Naruto kemudian memeluk Sasuke yang bersandar padanya. Dagu nya yang tegas Naruto sandarkan di puncak kepala Sasuke. Sementara si Uchiha Bungsu malah semakin terlelap karena merasa terlalu nyaman dalam pelukan ini.
.
.
.
"Sepertinya akan hujan." Gumam Naruto. Kedua iris birunya menatap ke langit yang mulai menggelap. Cuacapun juga semakin dingin. Membuat Sasuke mau tak mau harus membuka matanya perlahan. Dan memeriksa keadaan sekitar kenapa bisa jadi sedingin ini. Padahal dirinya sedang tidur dengan lelapnya.
"Eh? Kau sudah bangun Sasuke?"
"Huh!?"
"Ayo kita pulang. Sebentar lagi hujan, dattebayo!"
Sasuke mengedipkan matanya beberapa kali. Nyawanya belum terkumpul semua.
Siapa pemuda ini? Kenapa Sasuke ada disini? Lalu apa-apaan pelukan mesra ini? Banyak pertanyaan muncul di kepala Sasuke. Sepertinya otaknya juga butuh waktu untuk memproses semua kejadian hari ini.
.
.
.
"Hei! Bangun, Sasuke!"
"Jangan menepuk pipiku sembarangan, Dobe! Perawatan wajahku ini seharga satu kebun stroberimu!"
Naruto mengerucutkan bibirnya lucu. Tangannya memang menepuk-nepuk pipi Sasuke tadi. Naruto melakukan hal itu karena Sasuke hanya bengong menatapnya seperti orang habis kena gendam.
"Ck! Kenapa harus perawatan segala?"
"Kenapa? Tentu saja agar terlihat awet muda dan tampan. Dasar bodoh."
"Haa?! Perawatan agar tampan? Omong kosong! Aku saja yang tidak perawatan sudah tampan!"
Kali ini giliran Sasuke yang cengoh. Wajah Naruto tampan? Tampan dari sebelah mananya? Jika buka karena Sasuke ini orang yang sangat suka jaga imej, Sasuke sudah pasti tertawa terbahak-bahak sekarang.
.
.
.
"Kau tidak jauh lebih tampan dari pada pembantu ku, Dobe."
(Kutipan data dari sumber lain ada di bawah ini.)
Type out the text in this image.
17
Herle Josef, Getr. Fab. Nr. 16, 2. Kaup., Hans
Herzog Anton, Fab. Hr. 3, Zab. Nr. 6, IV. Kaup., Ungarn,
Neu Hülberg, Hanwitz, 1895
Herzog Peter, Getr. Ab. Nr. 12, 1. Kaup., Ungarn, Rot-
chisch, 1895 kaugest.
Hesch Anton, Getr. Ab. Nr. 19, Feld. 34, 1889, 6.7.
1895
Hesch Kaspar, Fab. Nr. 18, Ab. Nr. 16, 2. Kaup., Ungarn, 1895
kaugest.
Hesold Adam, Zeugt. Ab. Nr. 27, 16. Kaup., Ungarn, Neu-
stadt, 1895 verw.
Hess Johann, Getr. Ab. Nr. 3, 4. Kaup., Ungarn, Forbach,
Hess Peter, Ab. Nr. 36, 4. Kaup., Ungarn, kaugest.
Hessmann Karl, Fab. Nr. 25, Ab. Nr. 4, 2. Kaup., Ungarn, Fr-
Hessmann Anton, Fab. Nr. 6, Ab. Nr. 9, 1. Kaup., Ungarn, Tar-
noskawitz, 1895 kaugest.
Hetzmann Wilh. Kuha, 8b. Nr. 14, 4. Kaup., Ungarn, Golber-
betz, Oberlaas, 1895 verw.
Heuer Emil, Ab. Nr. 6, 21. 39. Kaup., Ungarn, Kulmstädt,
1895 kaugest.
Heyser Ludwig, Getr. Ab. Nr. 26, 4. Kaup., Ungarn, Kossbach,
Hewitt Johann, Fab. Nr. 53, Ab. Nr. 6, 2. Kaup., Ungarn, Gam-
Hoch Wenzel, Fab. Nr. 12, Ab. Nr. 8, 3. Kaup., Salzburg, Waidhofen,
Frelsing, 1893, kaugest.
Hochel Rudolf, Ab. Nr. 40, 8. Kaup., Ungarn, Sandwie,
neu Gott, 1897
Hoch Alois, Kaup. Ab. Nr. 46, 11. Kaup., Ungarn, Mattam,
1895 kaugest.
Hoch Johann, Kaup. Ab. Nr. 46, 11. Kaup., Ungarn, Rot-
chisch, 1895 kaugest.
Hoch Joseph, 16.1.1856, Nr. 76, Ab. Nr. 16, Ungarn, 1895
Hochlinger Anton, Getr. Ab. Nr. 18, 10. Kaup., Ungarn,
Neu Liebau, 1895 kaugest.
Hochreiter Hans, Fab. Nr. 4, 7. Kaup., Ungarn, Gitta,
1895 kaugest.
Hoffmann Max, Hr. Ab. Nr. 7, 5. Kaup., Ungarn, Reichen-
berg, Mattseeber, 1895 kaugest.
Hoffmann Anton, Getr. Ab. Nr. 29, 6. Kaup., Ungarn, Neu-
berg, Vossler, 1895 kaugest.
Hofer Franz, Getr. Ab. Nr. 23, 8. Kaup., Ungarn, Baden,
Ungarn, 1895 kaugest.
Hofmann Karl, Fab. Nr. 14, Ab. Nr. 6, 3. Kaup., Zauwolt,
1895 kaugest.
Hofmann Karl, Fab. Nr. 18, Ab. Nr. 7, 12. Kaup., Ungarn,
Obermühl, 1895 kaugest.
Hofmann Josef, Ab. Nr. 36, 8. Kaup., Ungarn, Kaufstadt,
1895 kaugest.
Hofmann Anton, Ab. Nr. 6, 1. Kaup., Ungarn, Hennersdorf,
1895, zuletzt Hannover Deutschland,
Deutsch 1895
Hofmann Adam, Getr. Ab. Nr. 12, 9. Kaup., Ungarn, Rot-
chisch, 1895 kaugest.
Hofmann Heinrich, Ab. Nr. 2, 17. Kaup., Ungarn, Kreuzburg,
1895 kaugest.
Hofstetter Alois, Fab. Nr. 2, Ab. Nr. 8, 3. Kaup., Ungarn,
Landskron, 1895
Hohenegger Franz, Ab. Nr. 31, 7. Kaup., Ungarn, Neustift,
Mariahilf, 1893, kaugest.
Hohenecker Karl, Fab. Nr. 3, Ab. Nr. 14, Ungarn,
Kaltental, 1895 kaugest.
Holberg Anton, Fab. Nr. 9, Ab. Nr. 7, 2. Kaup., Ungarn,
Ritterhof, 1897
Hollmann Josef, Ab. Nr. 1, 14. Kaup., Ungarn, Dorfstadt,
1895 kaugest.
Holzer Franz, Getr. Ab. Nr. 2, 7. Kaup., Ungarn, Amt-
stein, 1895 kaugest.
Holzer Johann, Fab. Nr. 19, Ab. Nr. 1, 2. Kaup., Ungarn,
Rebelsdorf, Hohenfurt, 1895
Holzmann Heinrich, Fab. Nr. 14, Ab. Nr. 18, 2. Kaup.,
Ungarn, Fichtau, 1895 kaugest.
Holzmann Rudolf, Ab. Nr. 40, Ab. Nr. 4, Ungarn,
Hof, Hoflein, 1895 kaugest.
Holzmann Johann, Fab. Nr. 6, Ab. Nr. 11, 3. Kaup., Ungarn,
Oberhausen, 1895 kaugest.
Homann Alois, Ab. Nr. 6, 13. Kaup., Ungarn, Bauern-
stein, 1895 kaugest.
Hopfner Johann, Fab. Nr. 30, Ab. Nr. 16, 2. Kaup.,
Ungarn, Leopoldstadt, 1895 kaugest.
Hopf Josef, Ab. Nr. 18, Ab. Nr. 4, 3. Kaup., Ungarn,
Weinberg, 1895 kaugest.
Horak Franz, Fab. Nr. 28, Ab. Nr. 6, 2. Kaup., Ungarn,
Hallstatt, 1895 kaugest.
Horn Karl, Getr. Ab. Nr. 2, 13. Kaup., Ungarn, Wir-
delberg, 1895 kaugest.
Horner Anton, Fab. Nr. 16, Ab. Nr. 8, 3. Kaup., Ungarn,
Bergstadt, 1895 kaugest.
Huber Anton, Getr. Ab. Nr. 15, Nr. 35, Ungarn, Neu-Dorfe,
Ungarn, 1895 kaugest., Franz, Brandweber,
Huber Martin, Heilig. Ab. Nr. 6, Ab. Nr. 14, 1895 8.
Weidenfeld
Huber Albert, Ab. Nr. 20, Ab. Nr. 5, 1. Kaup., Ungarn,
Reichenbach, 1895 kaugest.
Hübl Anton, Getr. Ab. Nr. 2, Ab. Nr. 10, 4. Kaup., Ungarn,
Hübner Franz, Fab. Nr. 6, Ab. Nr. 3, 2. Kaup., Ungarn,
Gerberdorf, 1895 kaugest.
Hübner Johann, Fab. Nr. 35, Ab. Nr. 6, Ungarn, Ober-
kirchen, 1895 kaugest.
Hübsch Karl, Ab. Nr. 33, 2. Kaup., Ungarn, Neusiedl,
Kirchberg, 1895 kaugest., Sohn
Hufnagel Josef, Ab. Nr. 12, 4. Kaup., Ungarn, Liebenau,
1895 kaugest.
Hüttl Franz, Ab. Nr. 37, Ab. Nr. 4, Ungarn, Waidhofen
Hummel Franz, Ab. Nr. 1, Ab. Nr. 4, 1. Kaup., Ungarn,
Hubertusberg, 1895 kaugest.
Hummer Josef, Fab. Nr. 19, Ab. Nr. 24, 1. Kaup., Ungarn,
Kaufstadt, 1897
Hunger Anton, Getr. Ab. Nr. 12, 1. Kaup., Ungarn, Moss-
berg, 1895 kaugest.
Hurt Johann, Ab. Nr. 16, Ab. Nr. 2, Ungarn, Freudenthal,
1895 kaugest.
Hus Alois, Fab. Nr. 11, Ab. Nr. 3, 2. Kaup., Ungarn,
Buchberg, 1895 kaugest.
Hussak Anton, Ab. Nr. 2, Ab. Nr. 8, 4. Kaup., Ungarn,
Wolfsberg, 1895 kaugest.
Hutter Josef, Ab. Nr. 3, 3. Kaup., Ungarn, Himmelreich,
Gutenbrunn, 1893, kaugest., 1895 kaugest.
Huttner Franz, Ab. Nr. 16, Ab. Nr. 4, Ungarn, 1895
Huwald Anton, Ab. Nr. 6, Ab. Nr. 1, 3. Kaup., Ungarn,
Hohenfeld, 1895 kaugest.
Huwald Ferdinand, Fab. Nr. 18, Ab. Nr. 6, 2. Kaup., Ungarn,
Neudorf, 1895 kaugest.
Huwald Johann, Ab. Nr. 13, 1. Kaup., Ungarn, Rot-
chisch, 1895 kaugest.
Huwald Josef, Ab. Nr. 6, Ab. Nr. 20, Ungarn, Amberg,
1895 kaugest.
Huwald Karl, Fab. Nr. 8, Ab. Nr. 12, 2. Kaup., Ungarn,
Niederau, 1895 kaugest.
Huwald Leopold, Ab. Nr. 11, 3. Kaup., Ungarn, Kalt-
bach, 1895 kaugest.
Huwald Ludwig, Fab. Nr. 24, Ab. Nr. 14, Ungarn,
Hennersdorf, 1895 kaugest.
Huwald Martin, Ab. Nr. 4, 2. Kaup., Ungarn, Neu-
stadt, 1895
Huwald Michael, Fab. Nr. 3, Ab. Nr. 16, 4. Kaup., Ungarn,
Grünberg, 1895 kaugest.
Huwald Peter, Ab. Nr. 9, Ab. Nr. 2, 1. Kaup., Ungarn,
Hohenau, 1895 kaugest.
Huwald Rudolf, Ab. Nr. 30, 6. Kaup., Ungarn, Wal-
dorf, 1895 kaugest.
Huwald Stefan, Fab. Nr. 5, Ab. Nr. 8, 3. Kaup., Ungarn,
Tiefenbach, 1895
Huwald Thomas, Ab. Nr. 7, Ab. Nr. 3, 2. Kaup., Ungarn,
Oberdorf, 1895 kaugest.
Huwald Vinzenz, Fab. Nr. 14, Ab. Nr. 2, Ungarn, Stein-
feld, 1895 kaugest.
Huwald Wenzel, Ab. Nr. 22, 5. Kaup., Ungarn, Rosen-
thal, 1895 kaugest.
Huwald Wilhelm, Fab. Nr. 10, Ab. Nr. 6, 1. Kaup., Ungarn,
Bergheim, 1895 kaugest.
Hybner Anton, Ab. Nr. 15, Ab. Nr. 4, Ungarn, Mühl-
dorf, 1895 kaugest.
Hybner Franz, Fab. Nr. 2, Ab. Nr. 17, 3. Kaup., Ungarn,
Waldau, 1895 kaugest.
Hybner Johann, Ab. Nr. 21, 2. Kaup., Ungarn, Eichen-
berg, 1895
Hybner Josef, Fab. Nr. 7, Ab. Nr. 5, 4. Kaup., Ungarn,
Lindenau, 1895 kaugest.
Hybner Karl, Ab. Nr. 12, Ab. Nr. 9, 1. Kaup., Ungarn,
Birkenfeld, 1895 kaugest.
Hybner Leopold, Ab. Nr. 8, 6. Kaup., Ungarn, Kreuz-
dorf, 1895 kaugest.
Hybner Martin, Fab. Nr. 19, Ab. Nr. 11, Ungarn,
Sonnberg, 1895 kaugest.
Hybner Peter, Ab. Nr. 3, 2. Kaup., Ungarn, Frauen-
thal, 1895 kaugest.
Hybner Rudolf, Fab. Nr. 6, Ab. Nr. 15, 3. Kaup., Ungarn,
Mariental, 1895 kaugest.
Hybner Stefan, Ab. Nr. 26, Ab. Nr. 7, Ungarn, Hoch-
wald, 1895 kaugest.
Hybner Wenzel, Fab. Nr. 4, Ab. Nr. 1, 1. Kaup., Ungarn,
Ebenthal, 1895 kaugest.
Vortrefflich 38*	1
"Itu penghinaan. Asal ka---eh hujan!?"
Naruto panik seketika saat langit tanpa permisi menjatuhkan air nya. Mengguyurnya tanpa aba-aba. Tentu saja Naruto akan segera basah jika hujannya sederas ini.
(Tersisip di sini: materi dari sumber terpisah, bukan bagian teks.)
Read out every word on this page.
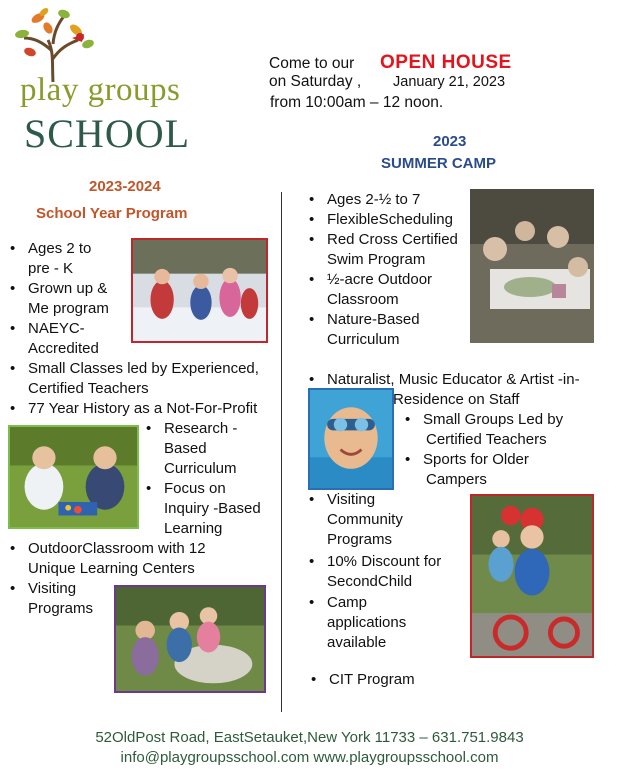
play groups
SCHOOL
Come to our OPEN HOUSE
on Saturday , January 21, 2023
from 10:00am – 12 noon.
2023-2024
School Year Program
2023
SUMMER CAMP
• Ages 2 to
pre - K
• Grown up &
Me program
• NAEYC-
Accredited
• Small Classes led by Experienced,
Certified Teachers
• 77 Year History as a Not-For-Profit
• Research -
Based
Curriculum
• Focus on
Inquiry -Based
Learning
• OutdoorClassroom with 12
Unique Learning Centers
• Visiting
Programs
• Ages 2-½ to 7
• FlexibleScheduling
• Red Cross Certified
Swim Program
• ½-acre Outdoor
Classroom
• Nature-Based
Curriculum
• Naturalist, Music Educator & Artist -in-
Residence on Staff
• Small Groups Led by
Certified Teachers
• Sports for Older
Campers
• Visiting
Community
Programs
• 10% Discount for
SecondChild
• Camp
applications
available
• CIT Program
52OldPost Road, EastSetauket,New York 11733 – 631.751.9843
info@playgroupsschool.com www.playgroupsschool.com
"Sial! Baju ku tidak tahan air!"
Sasuke mengumpat saat baju yang dia kenakan kali ini tidak bisa melindunginya dari air hujan. Satu-satunya pelindung mereka saat ini hanyalah si pohon rindang.
"Kita harus berteduh, Dobe! Aku tidak mau sakit."
"Tidak ada tempat berteduh disini. Kita harus menerobos hujannya."
"Apa!?"
"Ku bilang, kita akan menerobos hujannya dattebayo!"
.
.
.
Naruto kemudian melepas bajunya. Hanya sebuah kemeja sederhana yang pas ditubuhnya. Naruto harus melakukan sesuatu.
"Woi woi! Stop! Mau apa kau, Dobe?"
Sasuke berseru panik saat melihat Naruto sudah shirtless di depannya. Jujur saja, Sasuke pasti khawatir pada dirinya saat ini. Naruto mendadak melepas bajunya di tengah hujan seperti ini? Dasar bodoh atau idiot, Sasuke benar-benar tidak mengerti akan tingkah Naruto.
'Damn it. Perutnya berotot!' Batin Sasuke heboh saat melihat abs Naruto terpampang jelas di matanya.
.
.
.
"Hei! Jangan tinggalkan aku sembarangan disini! Bagaimana kalau ada yang menculik lalu memperkosaku?!"
Naruto berjengit, dia baru saja selangkah di depan Sasuke. Tapi pria itu sudah meneriakinya bak seorang maling.
"Siapa yang hendak meninggalkanmu?"
"Kau."
Naruto memutar bola matanya. Sasuke ekstrem juga pemikirannya. Padahal Naruto hanya sedang mengecek seberapa deras hujannya. Bukan untuk meninggalkan Sasuke disana. Naruto mana tega.
"Aku tidak meninggalkanmu, Teme."
Naruto kemudian menarik Sasuke. Membawa Sasuke keluar dari lindungan pohon rindang itu dan berada dibawah hujan bersamanya.
"Kau ingin membuatku sakit, hah!?"
"Ck! Cerewet!"
.
.
.
SET!
Dengan segera, Naruto membentangkan kemejanya di atas kepala Sasuke. Merangkul Sasuke di bawah lengannya dan melindungi kemeja Sasuke dengan kemejanya. Tak masalah jika Naruto harus bertelanjang dada untuk melawan derasnya hujan. Setidaknya, dengan begini Naruto bisa sedikit memberi perlindungan bagi Sasuke.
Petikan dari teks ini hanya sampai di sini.